Stable Preference Optimization: A Bilevel Approach to Catastrophic Preference Shift
Chengtao Jian, Kai Yang, Tianhao Gao, Wuguang Ni, Keying Yang, Bowen Xiao, Jiajun Liu, Ye Ouyang
TL;DR
The paper analyzes direct BT-style preference learning and identifies a fundamental conflict between discriminative alignment and generative capabilities that can cause Catastrophic Preference Shift. It introduces Stable Preference Optimization (SPO), a bilevel framework that constrains preference learning within a safe alignment region while preserving foundational SFT performance, aided by a tractable penalty-based solver. Theoretical results characterize probability-update dynamics and mass-shift phenomena, and empirical results show SPO improves stability and performance across multiple models, tasks, and settings, including SFT-free scenarios.

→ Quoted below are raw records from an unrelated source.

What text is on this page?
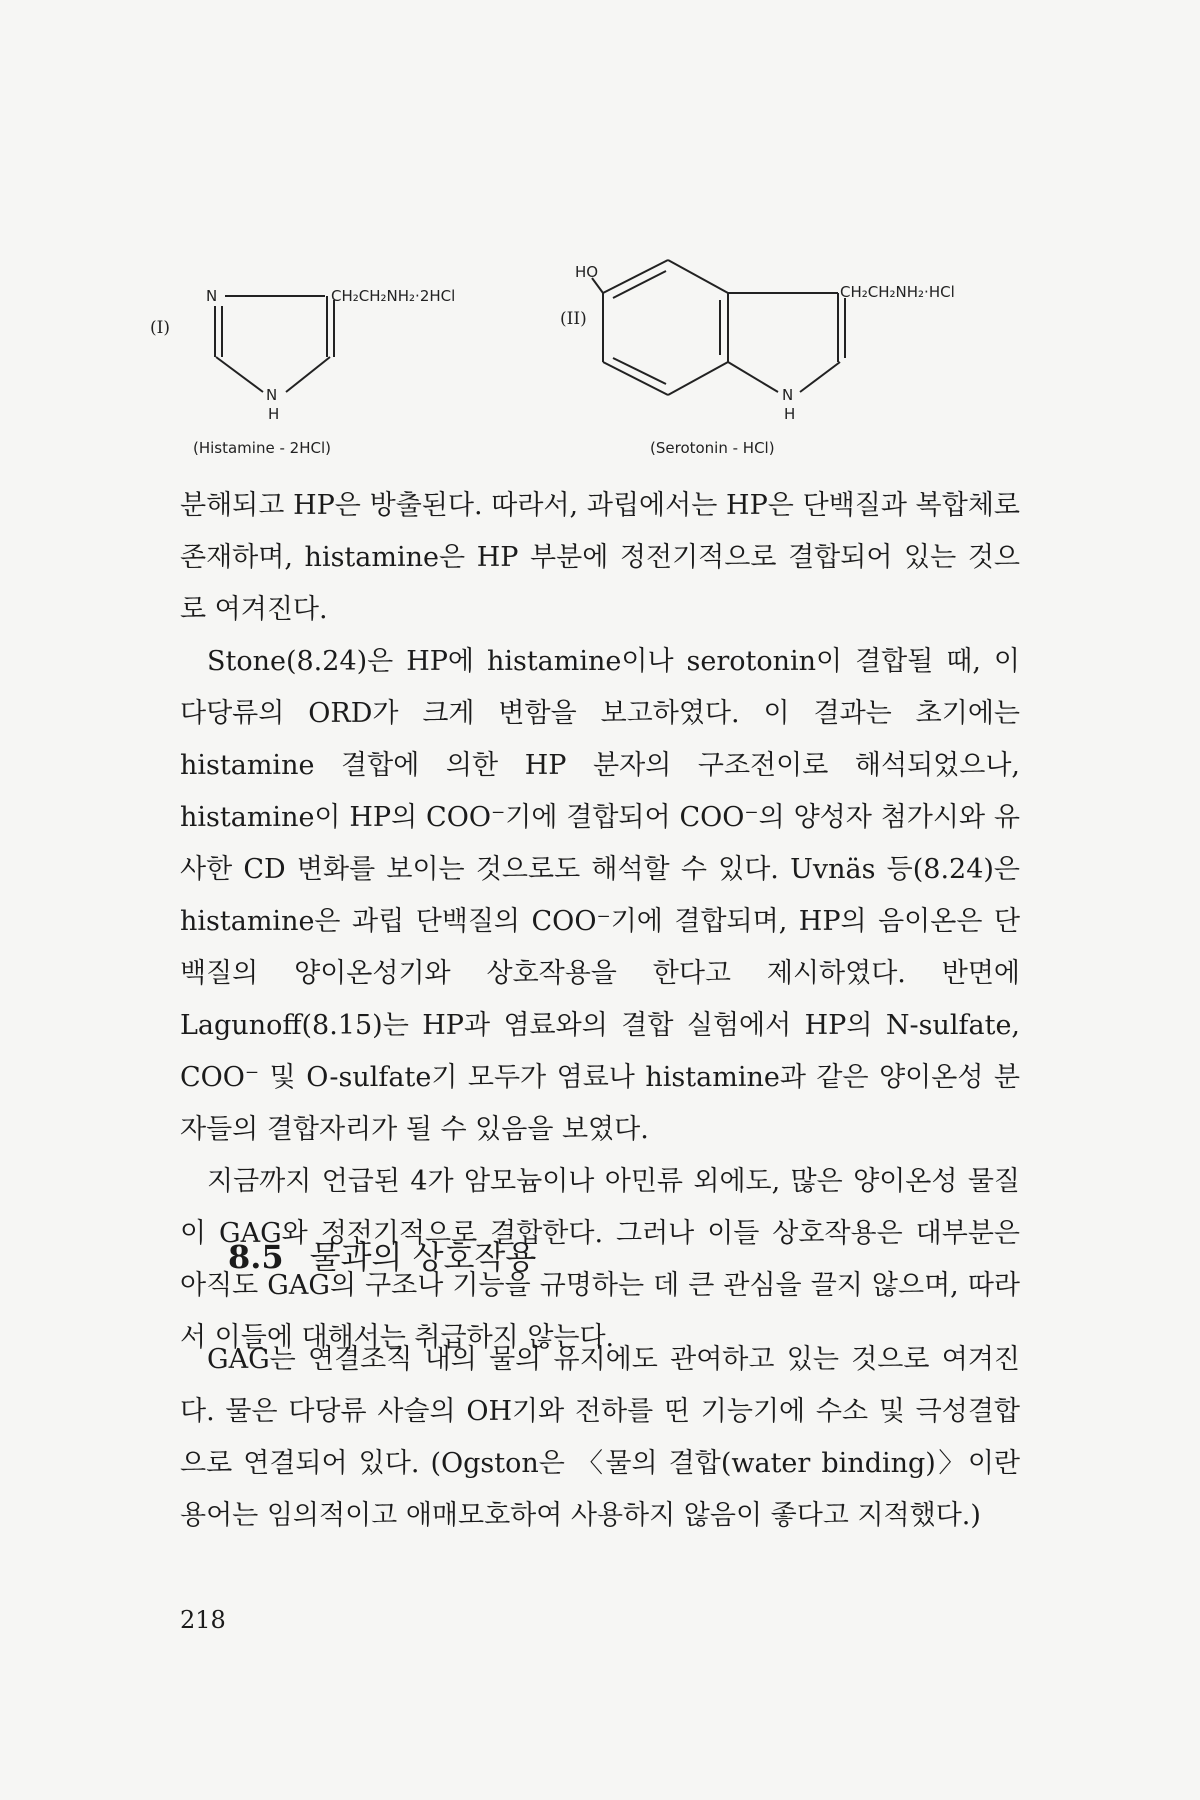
(I)
N	CH₂CH₂NH₂·2HCl
N
H
(Histamine - 2HCl)
HO
(II)
CH₂CH₂NH₂·HCl
N
H
(Serotonin - HCl)

분해되고 HP은 방출된다. 따라서, 과립에서는 HP은 단백질과 복합체로 존재하며, histamine은 HP 부분에 정전기적으로 결합되어 있는 것으로 여겨진다.

Stone(8.24)은 HP에 histamine이나 serotonin이 결합될 때, 이 다당류의 ORD가 크게 변함을 보고하였다. 이 결과는 초기에는 histamine 결합에 의한 HP 분자의 구조전이로 해석되었으나, histamine이 HP의 COO⁻기에 결합되어 COO⁻의 양성자 첨가시와 유사한 CD 변화를 보이는 것으로도 해석할 수 있다. Uvnäs 등(8.24)은 histamine은 과립 단백질의 COO⁻기에 결합되며, HP의 음이온은 단백질의 양이온성기와 상호작용을 한다고 제시하였다. 반면에 Lagunoff(8.15)는 HP과 염료와의 결합 실험에서 HP의 N-sulfate, COO⁻ 및 O-sulfate기 모두가 염료나 histamine과 같은 양이온성 분자들의 결합자리가 될 수 있음을 보였다.

지금까지 언급된 4가 암모늄이나 아민류 외에도, 많은 양이온성 물질이 GAG와 정전기적으로 결합한다. 그러나 이들 상호작용은 대부분은 아직도 GAG의 구조나 기능을 규명하는 데 큰 관심을 끌지 않으며, 따라서 이들에 대해서는 취급하지 않는다.

8.5 물과의 상호작용

GAG는 연결조직 내의 물의 유지에도 관여하고 있는 것으로 여겨진다. 물은 다당류 사슬의 OH기와 전하를 띤 기능기에 수소 및 극성결합으로 연결되어 있다. (Ogston은 〈물의 결합(water binding)〉이란 용어는 임의적이고 애매모호하여 사용하지 않음이 좋다고 지적했다.)

218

The work offers a principled approach to reliable and interpretable alignment for large language models, with broad implications for future preference-learning objectives and their safe deployment.
Abstract
Direct Preference Learning has emerged as a dominant offline paradigm for preference optimization. Most of these methods are based on the Bradley-Terry (BT) model for pairwise preference ranking, which directly aligns language model with human preference. Prior work has observed a counter-intuitive phenomenon termed likelihood displacement, where the absolute probability of preferred responses decreases simultaneously during training. We demonstrate that such displacement can lead to a more devastating failure mode, which we defined as \textit{Catastrophic Preference Shift}, where the lost preference probability mass inadvertently shifts toward out-of-distribution (OOD) responses. Such a failure mode is a key limitation shared across BT-style direct preference learning methods, due to the fundamental conflict between the unconstrained discriminative alignment and generative foundational capabilities, ultimately leading to severe performance degradation (e.g., SimPO suffers a significant drop in reasoning accuracy from 73.5\% to 37.5\%). We analyze existing BT-style methods from the probability evolution perspective and theoretically prove that these methods exhibit over-reliance on model initialization and can lead to preference shift. To resolve these counter-intuitive behaviors, we propose a theoretically grounded Stable Preference Optimization (SPO) framework that constrains preference learning within a safe alignment region. Empirical evaluations demonstrate that SPO effectively stabilizes and enhances the performance of existing BT-style preference learning methods. SPO provides new insights into the design of preference learning objectives and opens up new avenues towards more reliable and interpretable language model alignment.